FDA unclear on link between Novartis' MS drug Gilenya, patient deaths
Monday, May 14 2012 | Comments
The Food and Drug Administration
said it could not definitively conclude that Novartis Pharmaceutical Corp.
's multiple sclerosis (MS) treatment Gilenya (fingolimod) was connected with the deaths of any patients who took the drug.
The agency issued a statement after completing its review of a report of a patient who died last December within 24 hours after taking the first dose of Gilenya.
The cause of death could not be determined based on information that was available when Novartis first reported the case in April. At the time, Novartis said the patient had developed progressive multifocal leukoencephalopathy (PML), adding that the patient had undergone approximately 3.5 years of treatment with Biogen Idec Inc.
and Elan Pharmaceuticals Inc.
's Tysabri (natalizumab) before initiating treatment with Gilenya and had tested positive for the John Cunningham virus (JCV) antibody. Long-term use of Tysabri (i.e., for more than two years) is a recognized risk factor for PML, as is JCV-positive antibody status.
The FDA also described the patient as having extensive brainstem MS lesions, noting that such lesions have been associated with sudden death. Further, the patient had been taking two blood pressure drugs, and the FDA said the role of those drugs in the death is unknown.
The agency re-evaluated trial data related to the effects of Gilenya on heart rate and blood pressure, including data from trials that were ongoing when the drug was approved. It also recently evaluated postmarketing data for Gilenya, including reports of patients who died from cardiovascular events or unknown causes. "For each of these deaths, Gilenya's contribution to the death was unclear," the FDA remarked.
Although the FDA said it could not definitively conclude that Gilenya was tied to any of the deaths, the regulatory agency said it remains concerned about the cardiovascular effects of Gilenya after the first dose.
"In light of the findings of the clinical trial data and postmarketing data, including all reported deaths of cardiovascular or unknown origin, [the] FDA has revised the Gilenya drug label with specific recommendations for monitoring patients and with new contraindications for use of Gilenya in certain patients," the agency wrote in a statement.
The FDA had already updated Gilenya's label in April to advise that Gilenya is contraindicated in patients with a history or presence of certain cardiac conditions, including myocardial infarction or stroke in the previous six months, second- and third-degree atrioventricular block and other serious cardiac rhythm disturbances, and in patients treated with certain antiarrhythmic drugs.
The label also indicates that all patients who start treatment with Gilenya have an electrocardiogram (ECG) before receiving the first dose of the drug and after the six-hour first-dose observation period, in addition to hourly measurement of blood pressure and heart rate. The label further provides specific initiation guidance for patients to better aid health care providers.

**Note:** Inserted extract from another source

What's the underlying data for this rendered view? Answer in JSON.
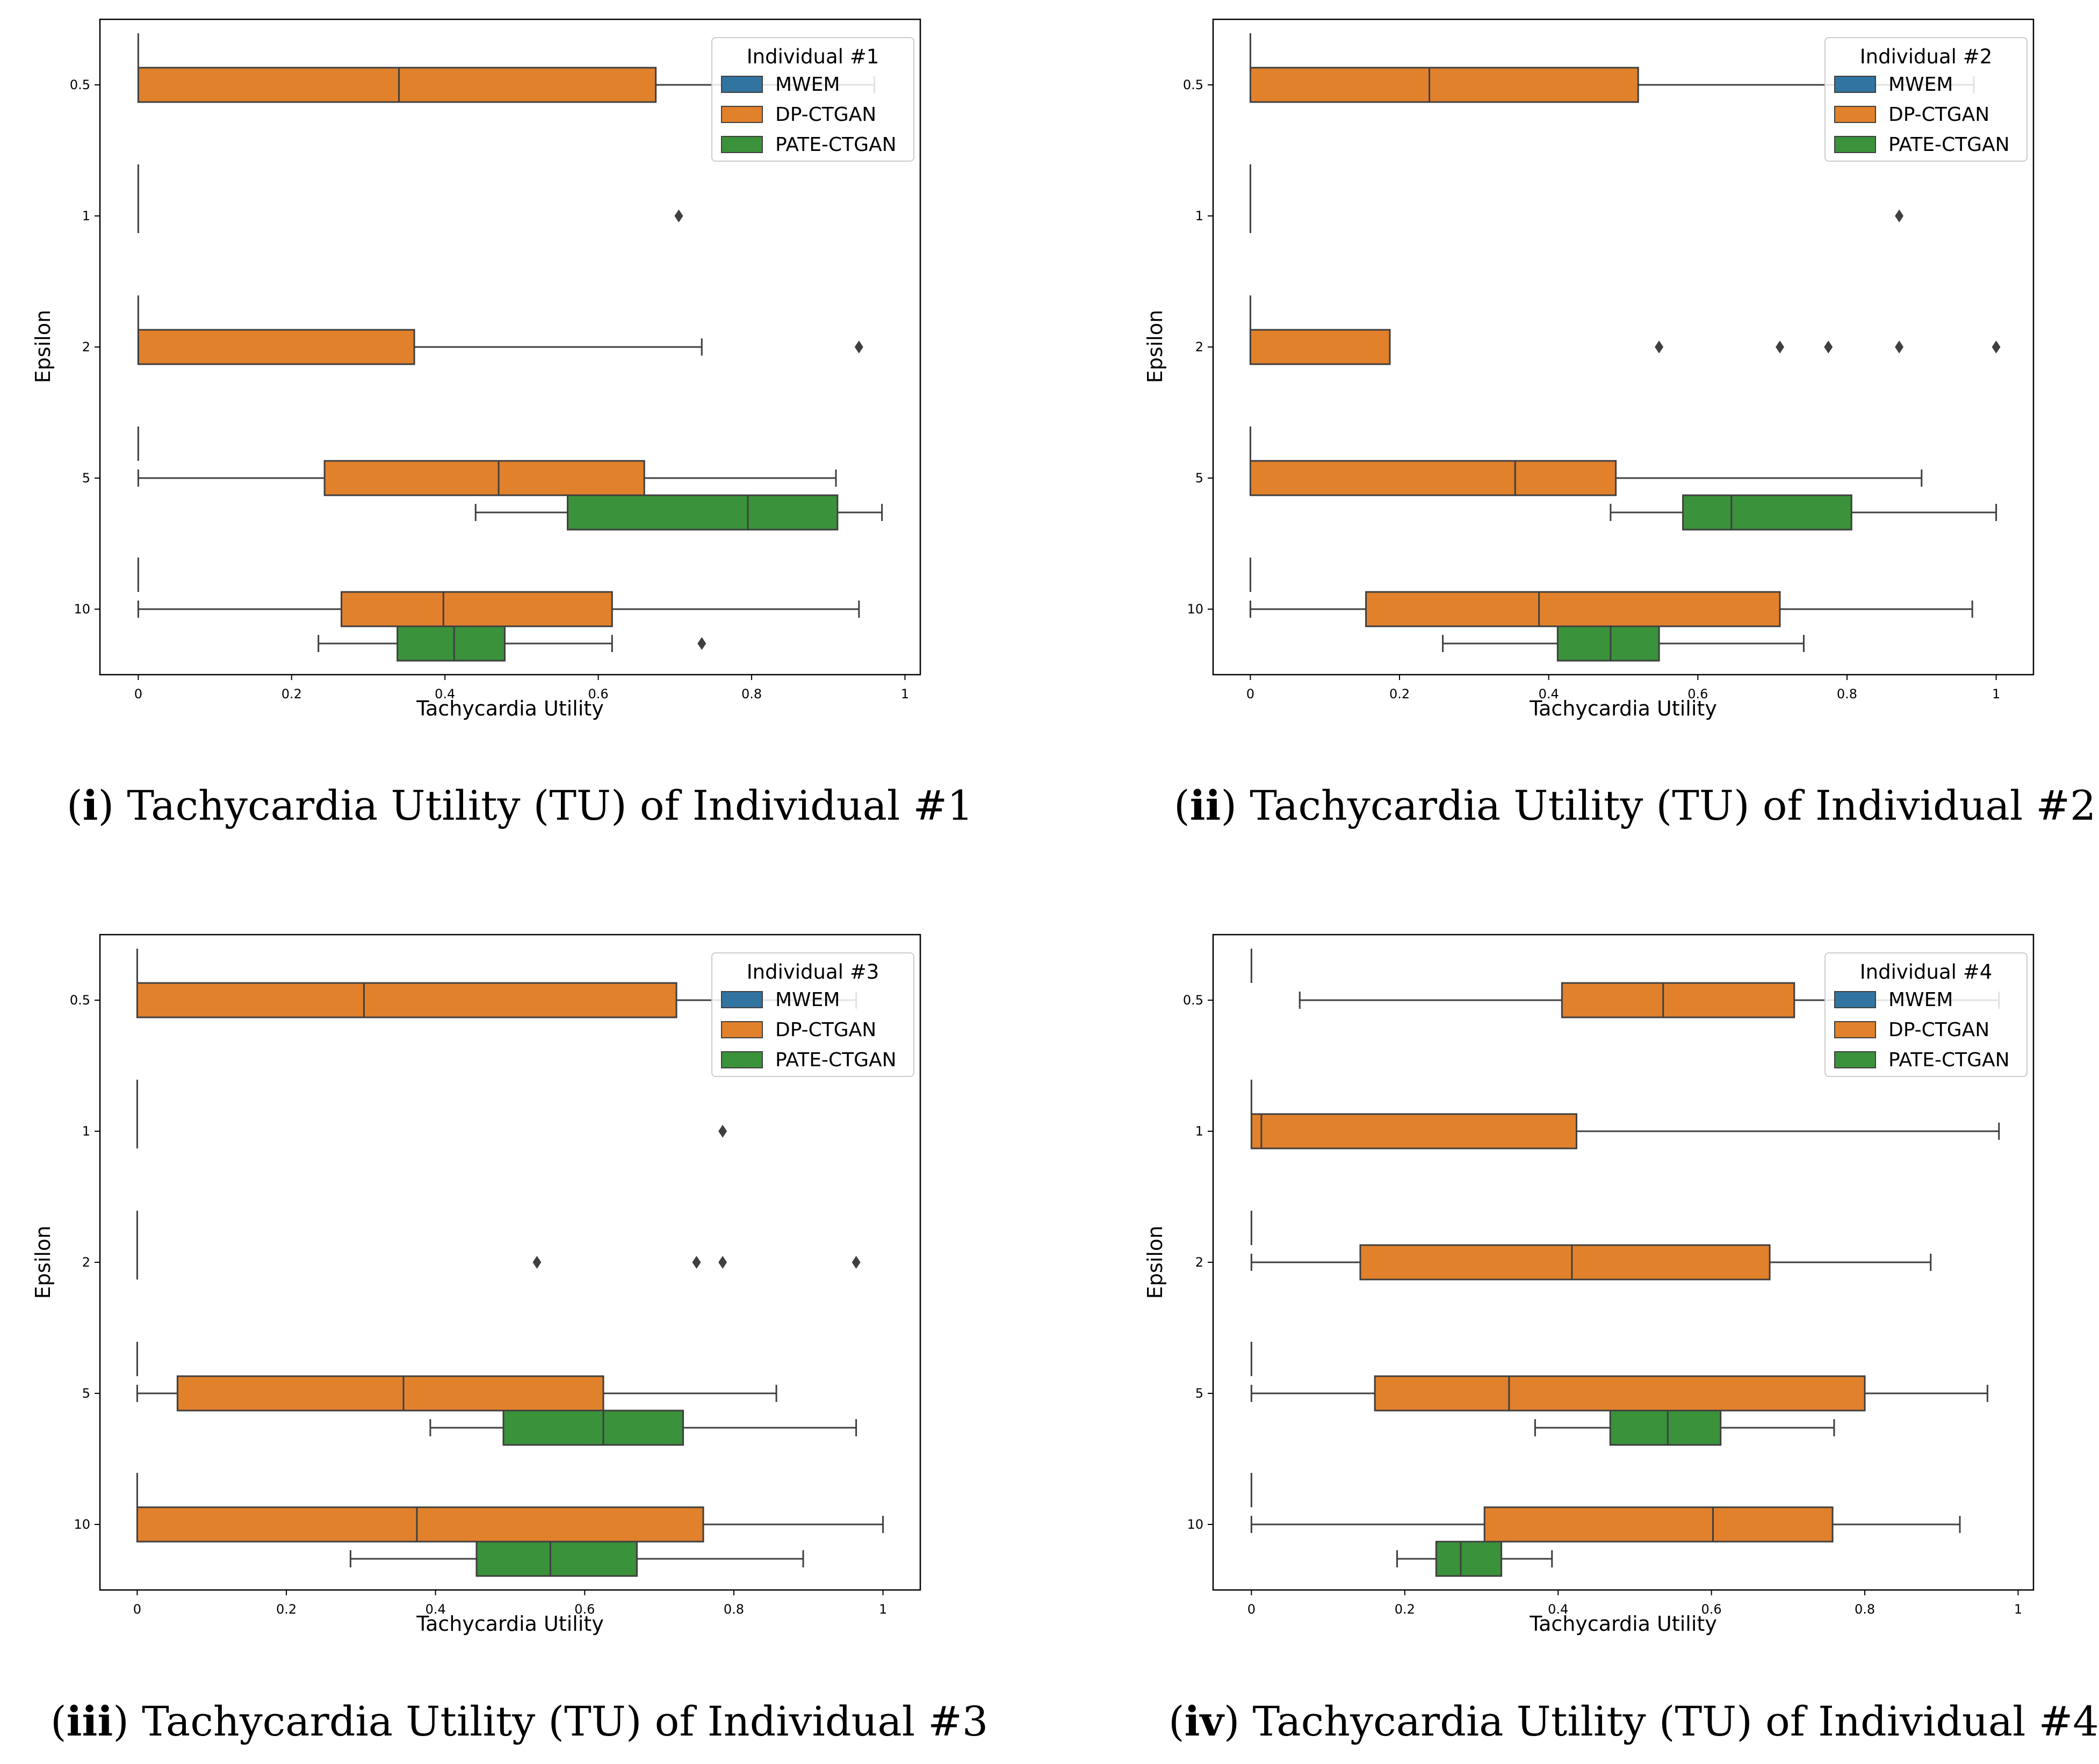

The FDA is now also recommending that the time of cardiovascular monitoring be extended beyond six hours in patients who are at higher risk for or who may not tolerate bradycardia. Extended monitoring should include continuous ECG monitoring that continues overnight, the agency added.
Gilenya was approved in September 2010, making it the first oral MS treatment to gain FDA approval. Gilenya is indicated for the first-line treatment of patients with relapsing forms of MS to reduce relapses and delay disability progression.
The FDA approved Gilenya with a risk evaluation and mitigation strategy, and Novartis is required to conduct a postmarketing safety study, which the firm noted would last five years. When the drug was approved, the FDA said upon initiation of treatment with Gilenya, patients should be monitored for a decrease in heart rate, and Novartis said this adverse effect would generally be most pronounced during the first six hours after the initial dose and that the heart rate should return to normal after the first month of treatment.